An quintessential 'black tea' flavour, but a very light one. This natural palate is complemented perfectly with leafy undertones. A genuine natural treat.
Like a pleasant walk through an autumnal forest.
What Does It Smell Like?
An incredibly natural aroma. Heavy suggestions of fruit, with smooth, floral undertones. A grassy aroma with the sweetness of honey.
Oolong is a Black Tea, so it sits around 8/10 for caffeine content. It's not a pint of coffee, so it shouldn't put you over the edge - but put off drinking it around bed time - just in case.
What's In It?
White Tip Oolong Tea
Where Does It Come From?
What's It For?
This is a great tea for feeling good. It's perfect for regulating your mood and perking up a bit, no matter the time of day. It's a really relaxing and mellow drink.
What Are the Health Benefits?
Oolong Tea is pretty much a Black Tea. As such, it has the following health benefits:
Reducing Inflammation - Black Tea is high in antioxidants which can help to fight inflammation and reduce swelling or bloating.
Protection from Free Radicals - A lower risk of the effects of free radicals means a decreased risk of some types of cancer and chronic disease.
Reducing the risk of infection - A high concentration of anti-bacterial and anti-viral minerals means a lower risk of infection from fungus, bacteria and viruses.

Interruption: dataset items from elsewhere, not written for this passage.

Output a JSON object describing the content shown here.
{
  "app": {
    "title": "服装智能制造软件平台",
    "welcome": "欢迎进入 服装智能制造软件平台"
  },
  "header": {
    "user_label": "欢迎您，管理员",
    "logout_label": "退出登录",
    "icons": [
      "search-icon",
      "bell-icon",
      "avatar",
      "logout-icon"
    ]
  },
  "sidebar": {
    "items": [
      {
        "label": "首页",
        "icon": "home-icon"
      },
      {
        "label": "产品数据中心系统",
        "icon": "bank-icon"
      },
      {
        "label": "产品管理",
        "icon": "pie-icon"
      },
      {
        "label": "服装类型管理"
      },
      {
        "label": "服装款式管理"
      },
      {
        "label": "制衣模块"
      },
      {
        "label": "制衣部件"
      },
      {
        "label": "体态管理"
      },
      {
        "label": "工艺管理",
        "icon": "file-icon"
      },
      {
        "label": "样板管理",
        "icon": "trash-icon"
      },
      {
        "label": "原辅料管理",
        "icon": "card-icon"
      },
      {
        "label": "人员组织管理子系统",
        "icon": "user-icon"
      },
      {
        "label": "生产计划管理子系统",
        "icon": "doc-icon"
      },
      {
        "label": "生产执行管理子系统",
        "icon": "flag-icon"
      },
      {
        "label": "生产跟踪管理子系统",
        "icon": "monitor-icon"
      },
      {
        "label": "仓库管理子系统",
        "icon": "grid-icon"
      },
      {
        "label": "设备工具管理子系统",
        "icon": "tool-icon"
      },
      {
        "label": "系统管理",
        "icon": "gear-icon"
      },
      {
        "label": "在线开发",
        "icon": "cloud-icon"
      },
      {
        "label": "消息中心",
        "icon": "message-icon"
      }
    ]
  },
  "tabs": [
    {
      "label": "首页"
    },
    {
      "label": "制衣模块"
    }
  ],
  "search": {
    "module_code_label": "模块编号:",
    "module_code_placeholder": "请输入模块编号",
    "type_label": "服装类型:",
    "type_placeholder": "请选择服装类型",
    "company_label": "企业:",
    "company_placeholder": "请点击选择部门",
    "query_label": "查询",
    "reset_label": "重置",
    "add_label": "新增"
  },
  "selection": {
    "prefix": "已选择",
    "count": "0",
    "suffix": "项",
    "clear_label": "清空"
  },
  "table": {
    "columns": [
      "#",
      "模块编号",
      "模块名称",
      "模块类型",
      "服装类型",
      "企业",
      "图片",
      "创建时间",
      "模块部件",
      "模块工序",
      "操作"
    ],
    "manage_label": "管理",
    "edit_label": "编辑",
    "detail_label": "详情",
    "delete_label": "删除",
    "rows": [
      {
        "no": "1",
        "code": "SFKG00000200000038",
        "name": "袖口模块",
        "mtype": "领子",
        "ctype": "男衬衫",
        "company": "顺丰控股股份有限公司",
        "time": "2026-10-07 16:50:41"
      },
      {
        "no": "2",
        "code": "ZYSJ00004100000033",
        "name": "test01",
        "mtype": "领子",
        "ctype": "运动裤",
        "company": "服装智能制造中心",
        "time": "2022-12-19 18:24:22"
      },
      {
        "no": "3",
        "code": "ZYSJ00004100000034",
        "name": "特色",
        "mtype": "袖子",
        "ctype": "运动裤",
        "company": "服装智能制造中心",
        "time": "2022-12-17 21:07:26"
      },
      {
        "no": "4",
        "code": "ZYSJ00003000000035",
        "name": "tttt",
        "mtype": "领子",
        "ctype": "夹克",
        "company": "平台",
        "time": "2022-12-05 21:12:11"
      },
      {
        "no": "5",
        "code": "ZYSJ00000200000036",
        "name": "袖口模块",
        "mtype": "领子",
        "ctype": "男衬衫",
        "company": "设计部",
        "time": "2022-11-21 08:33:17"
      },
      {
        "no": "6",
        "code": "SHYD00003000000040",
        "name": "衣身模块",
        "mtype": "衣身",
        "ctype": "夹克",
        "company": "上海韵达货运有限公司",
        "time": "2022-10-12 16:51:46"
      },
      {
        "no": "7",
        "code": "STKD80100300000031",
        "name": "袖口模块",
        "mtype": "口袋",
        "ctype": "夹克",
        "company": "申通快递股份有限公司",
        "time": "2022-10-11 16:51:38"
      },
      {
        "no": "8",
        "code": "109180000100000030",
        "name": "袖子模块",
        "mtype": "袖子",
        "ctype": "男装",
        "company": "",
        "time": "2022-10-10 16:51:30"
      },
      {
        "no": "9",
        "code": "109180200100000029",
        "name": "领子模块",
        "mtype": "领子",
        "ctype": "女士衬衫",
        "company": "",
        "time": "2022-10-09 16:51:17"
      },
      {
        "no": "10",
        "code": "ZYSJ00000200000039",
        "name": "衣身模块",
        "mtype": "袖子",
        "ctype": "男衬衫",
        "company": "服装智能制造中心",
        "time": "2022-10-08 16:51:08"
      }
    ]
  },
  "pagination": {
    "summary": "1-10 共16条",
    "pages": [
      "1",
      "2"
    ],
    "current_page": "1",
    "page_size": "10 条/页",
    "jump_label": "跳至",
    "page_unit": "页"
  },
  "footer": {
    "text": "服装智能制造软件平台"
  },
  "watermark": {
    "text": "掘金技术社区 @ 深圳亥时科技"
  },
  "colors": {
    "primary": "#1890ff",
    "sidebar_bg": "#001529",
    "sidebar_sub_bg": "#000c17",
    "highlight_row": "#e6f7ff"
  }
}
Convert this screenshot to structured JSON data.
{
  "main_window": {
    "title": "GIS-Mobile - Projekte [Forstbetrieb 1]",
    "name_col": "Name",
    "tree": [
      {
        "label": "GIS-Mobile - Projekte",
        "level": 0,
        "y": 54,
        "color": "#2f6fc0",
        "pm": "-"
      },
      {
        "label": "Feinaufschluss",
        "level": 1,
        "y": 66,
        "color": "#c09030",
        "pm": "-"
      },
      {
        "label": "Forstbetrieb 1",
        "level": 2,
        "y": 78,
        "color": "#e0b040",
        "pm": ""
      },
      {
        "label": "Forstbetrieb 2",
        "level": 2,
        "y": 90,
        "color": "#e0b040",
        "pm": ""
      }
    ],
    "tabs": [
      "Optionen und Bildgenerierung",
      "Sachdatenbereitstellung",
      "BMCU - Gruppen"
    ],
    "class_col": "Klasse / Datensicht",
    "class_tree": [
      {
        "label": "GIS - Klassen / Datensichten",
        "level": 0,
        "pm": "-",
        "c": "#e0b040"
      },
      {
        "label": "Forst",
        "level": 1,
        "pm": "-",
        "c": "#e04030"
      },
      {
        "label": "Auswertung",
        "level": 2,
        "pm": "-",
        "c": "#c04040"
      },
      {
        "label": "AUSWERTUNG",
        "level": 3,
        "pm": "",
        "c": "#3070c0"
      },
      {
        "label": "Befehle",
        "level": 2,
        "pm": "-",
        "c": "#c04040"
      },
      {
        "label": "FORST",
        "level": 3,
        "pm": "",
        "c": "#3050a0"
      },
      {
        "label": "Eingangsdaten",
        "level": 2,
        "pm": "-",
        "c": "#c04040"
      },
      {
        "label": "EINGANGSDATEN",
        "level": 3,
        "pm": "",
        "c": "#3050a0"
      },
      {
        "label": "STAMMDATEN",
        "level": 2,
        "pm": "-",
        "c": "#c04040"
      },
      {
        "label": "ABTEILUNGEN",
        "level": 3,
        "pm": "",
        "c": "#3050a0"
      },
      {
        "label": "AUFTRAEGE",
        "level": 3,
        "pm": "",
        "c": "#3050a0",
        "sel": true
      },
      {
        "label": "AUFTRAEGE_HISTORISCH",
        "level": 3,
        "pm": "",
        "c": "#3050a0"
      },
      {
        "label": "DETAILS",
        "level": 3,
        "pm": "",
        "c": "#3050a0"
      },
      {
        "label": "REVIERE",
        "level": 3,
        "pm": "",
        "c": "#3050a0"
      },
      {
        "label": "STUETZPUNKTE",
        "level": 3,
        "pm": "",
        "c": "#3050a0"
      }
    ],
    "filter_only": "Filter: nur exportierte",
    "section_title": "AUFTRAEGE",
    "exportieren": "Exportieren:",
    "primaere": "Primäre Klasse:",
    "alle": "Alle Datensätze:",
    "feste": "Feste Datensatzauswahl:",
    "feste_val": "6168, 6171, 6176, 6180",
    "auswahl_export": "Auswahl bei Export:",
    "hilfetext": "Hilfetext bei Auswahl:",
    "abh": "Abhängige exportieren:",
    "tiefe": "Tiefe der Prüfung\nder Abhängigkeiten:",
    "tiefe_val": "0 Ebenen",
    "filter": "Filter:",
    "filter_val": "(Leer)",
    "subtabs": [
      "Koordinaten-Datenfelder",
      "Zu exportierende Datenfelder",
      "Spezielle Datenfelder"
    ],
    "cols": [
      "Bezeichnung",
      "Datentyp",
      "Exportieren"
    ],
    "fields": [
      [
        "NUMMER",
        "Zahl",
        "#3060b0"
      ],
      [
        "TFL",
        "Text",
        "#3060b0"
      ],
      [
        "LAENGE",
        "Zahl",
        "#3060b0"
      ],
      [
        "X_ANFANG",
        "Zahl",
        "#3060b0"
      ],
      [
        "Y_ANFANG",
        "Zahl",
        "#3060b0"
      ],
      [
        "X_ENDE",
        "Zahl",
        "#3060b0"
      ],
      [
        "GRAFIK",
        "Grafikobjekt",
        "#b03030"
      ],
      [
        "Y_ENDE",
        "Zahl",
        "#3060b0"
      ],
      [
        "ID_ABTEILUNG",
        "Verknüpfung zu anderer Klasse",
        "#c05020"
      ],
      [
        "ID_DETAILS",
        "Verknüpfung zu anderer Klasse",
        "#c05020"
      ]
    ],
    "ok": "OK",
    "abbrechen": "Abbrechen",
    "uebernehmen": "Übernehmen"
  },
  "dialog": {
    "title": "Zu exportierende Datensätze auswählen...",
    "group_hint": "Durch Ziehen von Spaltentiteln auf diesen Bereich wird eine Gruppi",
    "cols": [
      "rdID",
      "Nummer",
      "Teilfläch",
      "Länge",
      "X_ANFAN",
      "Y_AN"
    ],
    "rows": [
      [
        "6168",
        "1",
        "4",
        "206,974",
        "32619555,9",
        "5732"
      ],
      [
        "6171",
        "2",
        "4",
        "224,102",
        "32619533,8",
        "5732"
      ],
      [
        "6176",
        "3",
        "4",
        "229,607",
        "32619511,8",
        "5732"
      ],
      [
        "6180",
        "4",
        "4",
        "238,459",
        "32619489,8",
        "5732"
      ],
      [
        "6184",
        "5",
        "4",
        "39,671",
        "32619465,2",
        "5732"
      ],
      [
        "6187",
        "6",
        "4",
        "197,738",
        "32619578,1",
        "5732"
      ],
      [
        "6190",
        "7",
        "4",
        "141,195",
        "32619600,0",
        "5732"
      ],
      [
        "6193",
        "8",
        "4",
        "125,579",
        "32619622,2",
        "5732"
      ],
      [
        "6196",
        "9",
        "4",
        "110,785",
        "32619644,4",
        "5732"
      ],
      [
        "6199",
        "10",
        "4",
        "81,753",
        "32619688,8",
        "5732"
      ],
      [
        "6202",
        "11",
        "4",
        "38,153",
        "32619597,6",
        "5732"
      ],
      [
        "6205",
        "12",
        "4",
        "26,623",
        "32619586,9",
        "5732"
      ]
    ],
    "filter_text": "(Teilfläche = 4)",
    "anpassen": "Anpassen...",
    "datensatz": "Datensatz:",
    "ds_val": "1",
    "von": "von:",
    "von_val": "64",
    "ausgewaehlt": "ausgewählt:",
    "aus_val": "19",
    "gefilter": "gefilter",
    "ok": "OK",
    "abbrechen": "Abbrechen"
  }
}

Increased Oral Health - Black Tea can reduce the risk of tooth decay, plaque and bad breth.
Bodyweight Regulation - It can help to curb the appetite, and ultimately encourages the breakdown of stored fat.
Fighting the effects of Ageing—The high vitamin content helps to improve the elasticity of the skin and slow down the onset of wrinkles.
Improved bone health—A reduced risk of osteoporosis and other bone issues.
Relieving stress—A low caffeine content means that Black Tea helps to promote relaxation in the body and mind.
It's Also Known As:
Oolong, Taiwanese Oolong.
Luxury Oolong Tea
What is Oolong Tea?
Oolong tea comes from the same plant as Green Tea, White Tea and Black Tea. Oolong is processed slightly differently in different areas of the world, but the basic process involves wilting the leaves in the hot sun, then rolling them by hand.